I’ve just received an email from an agitated client who runs their own Apache server, one of the websites on there has been hacked and he thinks that Piwik (which I only installed 2 weeks ago) is responsible for the security breach. Below is the content of the email.
"This morning we were alerted by abuse contact that our website had been compromised. Upon investigation they were correct and we found a load of random named folders with phishing websites loaded into them, RAT’s and remote shell scripts. Obviously we’ve been left with no choice but to close the website down until fixed.
Looking over the logs, the first affected files were sitting in /piwik/ uploaded last night at 19:56:54. I looked up piwik and it’s a free open source software (What is Piwik? - Analytics Platform - Piwik) meaning anyone can get hold of the source code which will explain how they’ve gained access. Example being it is being targeted as per this year’s exploit (Piwik CMS Superuser Plugin Upload Exploit).

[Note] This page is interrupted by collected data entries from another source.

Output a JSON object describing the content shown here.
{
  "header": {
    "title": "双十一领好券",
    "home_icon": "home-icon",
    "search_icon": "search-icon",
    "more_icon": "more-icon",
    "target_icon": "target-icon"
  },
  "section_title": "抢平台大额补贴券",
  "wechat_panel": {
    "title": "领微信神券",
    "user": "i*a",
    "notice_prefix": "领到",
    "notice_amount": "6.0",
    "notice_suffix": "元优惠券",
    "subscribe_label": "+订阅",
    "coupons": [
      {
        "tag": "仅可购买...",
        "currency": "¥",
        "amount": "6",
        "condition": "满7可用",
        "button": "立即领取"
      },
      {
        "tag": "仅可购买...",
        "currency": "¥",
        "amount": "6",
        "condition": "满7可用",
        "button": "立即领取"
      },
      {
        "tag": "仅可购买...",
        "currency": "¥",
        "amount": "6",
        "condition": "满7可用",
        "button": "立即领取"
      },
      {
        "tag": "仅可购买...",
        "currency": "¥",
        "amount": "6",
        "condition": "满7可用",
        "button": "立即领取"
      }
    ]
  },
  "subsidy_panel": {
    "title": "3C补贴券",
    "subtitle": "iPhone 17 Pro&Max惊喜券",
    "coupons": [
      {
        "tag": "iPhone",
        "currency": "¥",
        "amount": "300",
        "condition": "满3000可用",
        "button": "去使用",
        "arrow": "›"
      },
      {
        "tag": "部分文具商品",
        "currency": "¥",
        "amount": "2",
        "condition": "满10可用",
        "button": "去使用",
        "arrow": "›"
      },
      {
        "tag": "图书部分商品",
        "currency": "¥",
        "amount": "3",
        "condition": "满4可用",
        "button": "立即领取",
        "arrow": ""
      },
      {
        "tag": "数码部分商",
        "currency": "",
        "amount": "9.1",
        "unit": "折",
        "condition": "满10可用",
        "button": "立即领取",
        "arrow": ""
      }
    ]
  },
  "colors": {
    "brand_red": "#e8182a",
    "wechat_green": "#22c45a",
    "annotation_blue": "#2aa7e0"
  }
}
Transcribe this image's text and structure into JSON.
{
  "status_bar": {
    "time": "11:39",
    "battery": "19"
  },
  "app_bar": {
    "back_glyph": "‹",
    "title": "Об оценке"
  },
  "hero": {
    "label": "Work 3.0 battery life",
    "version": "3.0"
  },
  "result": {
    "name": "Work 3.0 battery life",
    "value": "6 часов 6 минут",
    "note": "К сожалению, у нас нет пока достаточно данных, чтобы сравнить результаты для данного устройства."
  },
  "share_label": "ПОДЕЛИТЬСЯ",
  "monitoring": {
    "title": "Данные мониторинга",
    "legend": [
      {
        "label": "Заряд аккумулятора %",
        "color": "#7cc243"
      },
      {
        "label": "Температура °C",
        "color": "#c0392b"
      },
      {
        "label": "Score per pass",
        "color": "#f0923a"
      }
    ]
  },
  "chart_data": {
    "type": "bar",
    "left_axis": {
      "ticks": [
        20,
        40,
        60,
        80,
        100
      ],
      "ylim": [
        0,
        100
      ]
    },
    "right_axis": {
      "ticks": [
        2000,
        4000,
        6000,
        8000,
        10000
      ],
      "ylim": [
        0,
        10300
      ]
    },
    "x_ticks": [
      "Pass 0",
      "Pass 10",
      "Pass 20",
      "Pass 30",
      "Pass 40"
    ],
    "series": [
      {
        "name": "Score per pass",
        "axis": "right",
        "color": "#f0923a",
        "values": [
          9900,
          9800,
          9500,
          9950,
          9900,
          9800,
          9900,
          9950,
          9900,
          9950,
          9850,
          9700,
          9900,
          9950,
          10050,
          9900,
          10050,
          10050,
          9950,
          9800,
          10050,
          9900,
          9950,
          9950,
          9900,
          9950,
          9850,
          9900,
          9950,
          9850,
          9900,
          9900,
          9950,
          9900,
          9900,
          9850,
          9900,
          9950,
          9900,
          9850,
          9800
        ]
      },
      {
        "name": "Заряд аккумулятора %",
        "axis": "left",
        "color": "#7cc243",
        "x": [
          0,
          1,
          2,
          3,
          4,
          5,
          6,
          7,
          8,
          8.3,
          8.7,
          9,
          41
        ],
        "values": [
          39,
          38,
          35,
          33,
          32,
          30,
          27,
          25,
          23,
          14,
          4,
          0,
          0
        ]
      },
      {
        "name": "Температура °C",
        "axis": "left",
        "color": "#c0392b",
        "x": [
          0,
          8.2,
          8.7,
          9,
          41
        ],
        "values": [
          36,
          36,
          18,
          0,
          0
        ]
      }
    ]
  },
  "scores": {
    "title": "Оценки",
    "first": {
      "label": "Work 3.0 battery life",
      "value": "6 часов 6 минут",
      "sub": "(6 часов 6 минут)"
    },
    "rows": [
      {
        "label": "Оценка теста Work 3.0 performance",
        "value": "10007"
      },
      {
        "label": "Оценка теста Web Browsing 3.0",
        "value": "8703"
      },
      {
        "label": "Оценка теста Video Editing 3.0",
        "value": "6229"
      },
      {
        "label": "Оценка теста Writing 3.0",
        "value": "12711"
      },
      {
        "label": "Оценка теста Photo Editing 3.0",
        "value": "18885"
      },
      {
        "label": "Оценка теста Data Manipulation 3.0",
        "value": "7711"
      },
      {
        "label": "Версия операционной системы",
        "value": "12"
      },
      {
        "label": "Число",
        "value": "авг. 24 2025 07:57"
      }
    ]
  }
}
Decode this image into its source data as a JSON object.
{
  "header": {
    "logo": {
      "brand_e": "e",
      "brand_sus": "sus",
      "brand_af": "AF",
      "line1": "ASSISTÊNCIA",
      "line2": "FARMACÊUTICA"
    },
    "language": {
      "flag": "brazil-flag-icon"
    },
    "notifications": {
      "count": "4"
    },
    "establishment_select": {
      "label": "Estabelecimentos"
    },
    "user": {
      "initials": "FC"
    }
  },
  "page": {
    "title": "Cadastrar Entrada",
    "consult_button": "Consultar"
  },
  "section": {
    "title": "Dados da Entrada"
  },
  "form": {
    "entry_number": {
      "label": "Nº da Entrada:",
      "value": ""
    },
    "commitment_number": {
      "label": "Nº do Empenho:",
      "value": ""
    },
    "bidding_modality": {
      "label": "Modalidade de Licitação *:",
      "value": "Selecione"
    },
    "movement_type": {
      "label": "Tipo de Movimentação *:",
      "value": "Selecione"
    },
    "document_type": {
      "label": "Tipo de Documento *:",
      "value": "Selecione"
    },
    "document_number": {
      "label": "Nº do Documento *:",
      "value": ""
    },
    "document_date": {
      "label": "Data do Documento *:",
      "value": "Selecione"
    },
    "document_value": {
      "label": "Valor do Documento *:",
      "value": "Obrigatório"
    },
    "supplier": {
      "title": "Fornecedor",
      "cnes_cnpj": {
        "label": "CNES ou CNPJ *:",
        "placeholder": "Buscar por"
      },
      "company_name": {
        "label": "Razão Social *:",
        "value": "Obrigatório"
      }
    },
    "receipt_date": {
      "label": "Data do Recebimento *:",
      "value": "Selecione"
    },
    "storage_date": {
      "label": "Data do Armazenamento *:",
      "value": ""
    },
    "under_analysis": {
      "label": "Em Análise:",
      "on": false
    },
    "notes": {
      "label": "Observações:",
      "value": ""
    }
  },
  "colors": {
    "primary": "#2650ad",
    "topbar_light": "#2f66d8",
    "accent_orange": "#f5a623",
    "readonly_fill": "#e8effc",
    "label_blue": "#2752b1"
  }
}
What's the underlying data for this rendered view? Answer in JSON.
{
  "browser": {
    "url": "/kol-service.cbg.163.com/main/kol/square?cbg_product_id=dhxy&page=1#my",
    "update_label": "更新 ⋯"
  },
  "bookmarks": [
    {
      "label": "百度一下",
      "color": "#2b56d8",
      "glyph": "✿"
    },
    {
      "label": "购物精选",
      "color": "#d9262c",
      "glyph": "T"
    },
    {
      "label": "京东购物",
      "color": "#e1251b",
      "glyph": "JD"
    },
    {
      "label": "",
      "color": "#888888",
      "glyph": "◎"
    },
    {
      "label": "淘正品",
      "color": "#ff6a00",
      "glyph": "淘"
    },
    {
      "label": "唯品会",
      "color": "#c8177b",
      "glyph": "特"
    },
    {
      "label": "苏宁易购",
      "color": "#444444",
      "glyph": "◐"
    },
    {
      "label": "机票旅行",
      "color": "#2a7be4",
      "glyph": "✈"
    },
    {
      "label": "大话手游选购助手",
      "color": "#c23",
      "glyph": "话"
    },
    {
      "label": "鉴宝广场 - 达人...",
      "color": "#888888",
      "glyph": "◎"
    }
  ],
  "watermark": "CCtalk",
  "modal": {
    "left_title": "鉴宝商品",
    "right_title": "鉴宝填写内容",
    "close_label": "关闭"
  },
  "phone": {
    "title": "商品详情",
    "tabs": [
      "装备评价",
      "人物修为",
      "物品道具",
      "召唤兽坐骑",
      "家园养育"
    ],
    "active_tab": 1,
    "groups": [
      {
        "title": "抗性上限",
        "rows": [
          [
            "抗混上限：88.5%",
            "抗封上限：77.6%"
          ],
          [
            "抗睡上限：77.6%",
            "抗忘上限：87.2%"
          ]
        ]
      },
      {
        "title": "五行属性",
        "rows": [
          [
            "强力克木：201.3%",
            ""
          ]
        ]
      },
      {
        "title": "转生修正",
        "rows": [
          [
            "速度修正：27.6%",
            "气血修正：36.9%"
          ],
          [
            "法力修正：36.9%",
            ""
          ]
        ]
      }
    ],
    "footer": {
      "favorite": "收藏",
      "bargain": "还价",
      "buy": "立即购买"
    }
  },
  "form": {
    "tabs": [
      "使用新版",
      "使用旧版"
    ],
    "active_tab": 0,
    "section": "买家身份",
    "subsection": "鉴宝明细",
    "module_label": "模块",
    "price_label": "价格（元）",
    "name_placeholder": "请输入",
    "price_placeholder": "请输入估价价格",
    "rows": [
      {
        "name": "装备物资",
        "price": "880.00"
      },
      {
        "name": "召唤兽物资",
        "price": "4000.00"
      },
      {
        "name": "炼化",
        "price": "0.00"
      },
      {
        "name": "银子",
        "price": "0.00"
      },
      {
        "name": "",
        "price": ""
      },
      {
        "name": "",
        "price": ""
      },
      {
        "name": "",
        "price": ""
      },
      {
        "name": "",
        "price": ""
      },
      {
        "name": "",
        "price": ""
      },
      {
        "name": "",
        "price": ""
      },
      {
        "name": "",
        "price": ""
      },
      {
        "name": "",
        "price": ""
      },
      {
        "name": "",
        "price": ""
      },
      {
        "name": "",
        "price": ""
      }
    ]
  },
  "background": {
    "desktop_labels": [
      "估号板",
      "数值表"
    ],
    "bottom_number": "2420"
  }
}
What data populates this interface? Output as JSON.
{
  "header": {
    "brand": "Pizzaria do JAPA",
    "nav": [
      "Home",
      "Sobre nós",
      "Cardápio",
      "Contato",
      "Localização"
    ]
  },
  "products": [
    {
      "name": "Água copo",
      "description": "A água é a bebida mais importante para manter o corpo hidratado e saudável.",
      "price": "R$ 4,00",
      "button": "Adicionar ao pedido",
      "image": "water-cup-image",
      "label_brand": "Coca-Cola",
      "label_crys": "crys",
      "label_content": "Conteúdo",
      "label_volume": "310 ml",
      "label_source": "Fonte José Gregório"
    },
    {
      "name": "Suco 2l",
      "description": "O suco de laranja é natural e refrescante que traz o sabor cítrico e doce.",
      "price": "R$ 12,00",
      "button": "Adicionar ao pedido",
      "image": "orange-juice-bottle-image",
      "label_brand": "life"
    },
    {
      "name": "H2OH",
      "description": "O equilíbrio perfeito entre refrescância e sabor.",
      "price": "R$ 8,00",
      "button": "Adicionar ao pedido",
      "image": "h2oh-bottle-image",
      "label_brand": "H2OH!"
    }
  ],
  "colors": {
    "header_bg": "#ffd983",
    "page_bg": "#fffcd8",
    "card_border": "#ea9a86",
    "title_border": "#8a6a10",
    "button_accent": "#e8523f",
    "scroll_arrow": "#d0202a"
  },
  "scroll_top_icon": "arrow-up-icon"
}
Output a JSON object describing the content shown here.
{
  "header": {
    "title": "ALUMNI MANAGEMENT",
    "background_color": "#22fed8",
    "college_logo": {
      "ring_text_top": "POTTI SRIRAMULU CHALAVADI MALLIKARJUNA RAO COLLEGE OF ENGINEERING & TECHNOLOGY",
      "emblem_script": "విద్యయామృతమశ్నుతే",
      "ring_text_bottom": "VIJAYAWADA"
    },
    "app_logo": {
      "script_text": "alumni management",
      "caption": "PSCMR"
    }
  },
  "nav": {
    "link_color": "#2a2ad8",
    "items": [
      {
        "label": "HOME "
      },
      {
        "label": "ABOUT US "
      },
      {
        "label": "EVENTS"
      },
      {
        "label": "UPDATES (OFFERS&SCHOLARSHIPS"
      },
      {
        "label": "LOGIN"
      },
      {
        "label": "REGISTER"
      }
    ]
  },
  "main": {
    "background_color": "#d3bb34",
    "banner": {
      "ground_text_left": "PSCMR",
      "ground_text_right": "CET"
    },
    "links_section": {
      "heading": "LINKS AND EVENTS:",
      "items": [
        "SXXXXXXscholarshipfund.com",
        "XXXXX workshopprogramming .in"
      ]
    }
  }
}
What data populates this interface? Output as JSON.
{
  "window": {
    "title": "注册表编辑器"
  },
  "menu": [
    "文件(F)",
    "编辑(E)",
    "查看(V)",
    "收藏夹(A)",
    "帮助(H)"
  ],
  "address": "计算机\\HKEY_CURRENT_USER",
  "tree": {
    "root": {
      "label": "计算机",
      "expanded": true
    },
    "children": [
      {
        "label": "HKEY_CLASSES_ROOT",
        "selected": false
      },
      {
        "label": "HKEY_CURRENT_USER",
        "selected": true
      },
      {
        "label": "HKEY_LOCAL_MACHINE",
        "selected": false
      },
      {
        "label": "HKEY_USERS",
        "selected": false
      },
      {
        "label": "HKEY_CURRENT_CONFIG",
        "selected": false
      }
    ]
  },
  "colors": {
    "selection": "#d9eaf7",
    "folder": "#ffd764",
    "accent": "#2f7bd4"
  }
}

I don’t feel we should be loading free open source software on a live server as it isn’t secure. Our server contains many other websites and has the potential to cause major disruption to our clients if it goes down. We’ve not had any issues for the last 2-3 years and although not intentional, it has made whoever loaded this on look very silly that you’ve used free open source software which has led to an exploit."
I have Piwik installed on hundreds of sites and have never had a problem such as this, I always update whenever a new version is released.
I’m at a loss to understand how this happened, can anybody give me a pointer?
The “exploit” that the customer links to is only “exploitable” by a Super User of Piwik. Therefore, their hypothesis that Piwik caused the security hole, is only valid if someone with Super User has messed up and leaked their password for an hacker to use to connect and upload a malicious plugin to Piwik.
We have received countless of such reports in the past, people blaming Piwik for their hack, but in all cases (so far, fingers crossed) Piwik was never at fault after deeper analysis.
In that case they need to double check the logs which can be used to confirm whether or not the attacker used Piwik to upload a malicious plugin. Look at all piwik logs containing index.php to see the history of all requests to Piwik, and one will be able to see whether an attacker has gained Super User access (likely, by phishing, or internet hacking, or a Super User losing their devices etc etc.) and used that Super User access to upload a malicious plugin giving server access.
Note that this “security hole” has been fixed recently, and now by default we don’t allow Super Users to upload custom plugins by default. They need to set a config setting in Piwik to enable the capability to upload a custom plugin.
In any case don’t just trust the customer but make sure they check their assumption by looking at logs. Guessing don’t work in security. Good luck and let us know what they find
There’s definitely no Super User security breach, I am the Super User, in fact the only User for this installation. Every install of Piwik that we do uses a new randomly generated password on a computer that is standalone and not connected to the internet and located in a secure room, these passwords are always 16 digit and in the !R~qmXcUD.JEt?J1 type of format, if somebody has found a way to breach our security just to get to this one website I would like to meet them.
I have asked the client for their server logs for analysis, I will post back once they are received.